Figure 9. Gate capacitance versus VGS characteristics of three types of transistor at VDS =0.5V
Figure 10 shows the gate delay versus gate bias plots for a drain bias of 0.5V and VGS =0 V is corresponding to a drain current of 10nA. As we know the lower the value of gate delay, the more effective the FET becomes as a switch. Gate delay is directly proportional to the gate capacitance and inversely proportional to the on-current. On-current is individually constant for different types of transistors which are shown in Figure 3. So to achieve low gate delay it is necessary to have high on-current and low gate capacitance. From Figure 10, the peak values of gate delay of SiNW, GNR and CNT transistors are 5.93fs/nm, 3.83fs/nm and 3fs/nm.
Figure 10. Gate delay versus VGS characteristics of three types of transistors at VDs =0.5V
Table 1. Simulated values of I , I /I , gm, ON ON OFF CQ, τ , and fT of three types of transistors.
Figure. 11 shows the cut-off frequency versus gate bias plots for a drain bias of 0.5V and VGS=0 is corresponding to a drain current of 10nA. Cut-off frequency is an important performance metric for high frequency performance of a transistor. It is known that the cut-off frequency is directly proportional to the transconductance and inversely proportional to the gate capacitance [19], and we also know that higher the cut-off frequency, the more effective the FET becomes as a switch. So to achieve good amplifier response from a transistor it is necessary to have high transconductance. In Figure 11, it is shown that the cut-off frequency of CNT, GNR and SiNW transistors are 178.2THz nm, 134.1THZ nm and 83.4THz nm.Single-walled CNTs, GNR and SiNW have intrinsic cutoff frequencies approaching the THz range.

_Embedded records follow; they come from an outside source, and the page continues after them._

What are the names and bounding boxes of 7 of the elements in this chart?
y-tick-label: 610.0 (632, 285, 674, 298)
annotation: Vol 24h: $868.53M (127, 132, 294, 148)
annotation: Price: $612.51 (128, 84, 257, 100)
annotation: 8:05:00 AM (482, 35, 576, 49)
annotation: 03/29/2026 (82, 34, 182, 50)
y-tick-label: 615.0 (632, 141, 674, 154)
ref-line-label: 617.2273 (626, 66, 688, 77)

Figure 11. Cut-off frequency versus VGScharacteristics of three types of transistors at VDS =0.5V
The performance comparison of Carbon Nanotube, Graphene Nanoribbon and Silicon Nanowire transistors are studied along with the I-V characteristics of Carbon Nanotube, Graphene Nanoribbon, and Silicon Nanowire transistors. Also are simulated the characteristics of transconductance, number of mobile charges, cut-off frequency, and quantum capacitance and gate capacitance. For every simulation a common off-current 10nA. is fixed. It gives better performance in CNT transistor compared to GNR and SiNW transistors. It has been observed that CNT got higher on-current than GNR. And SiNW got almost lower on-current compared with GNR. So ION/IOFF ratio of GNR must be higher than SiNW but lower than CNT. At on state CNT transistor shows low mobile charge compared to the SiNW transistor. CNT transistor contains small quantum capacitance compared to GNR transistor. And SiNW transistor got higher quantum capacitance than CNT transistor. For SiNW top of the barrier gets closer to the Fermi level so in this way quantum capacitance increases. And for CNT top of the barrier got away from the Fermi energy so that quantum capacitance decreases slowly. here the cut-off frequency of CNT transistor is higher than GNR transistor. Lower gate delay exhibits faster performance in different transistors, as we have got low gate delay for GNR transistor compared to SiNW transistor and CNT transistor shows lower gate delay than GNR transistor. We consider CNT transistor is good amplifier compared to GNR and SiNW transistors by showing higher frequency performance and higher transconductance. Investigating GNRFET, CNTFET and SiNWFET characteristics are very interesting since the device has many aspects that can be explored and improved.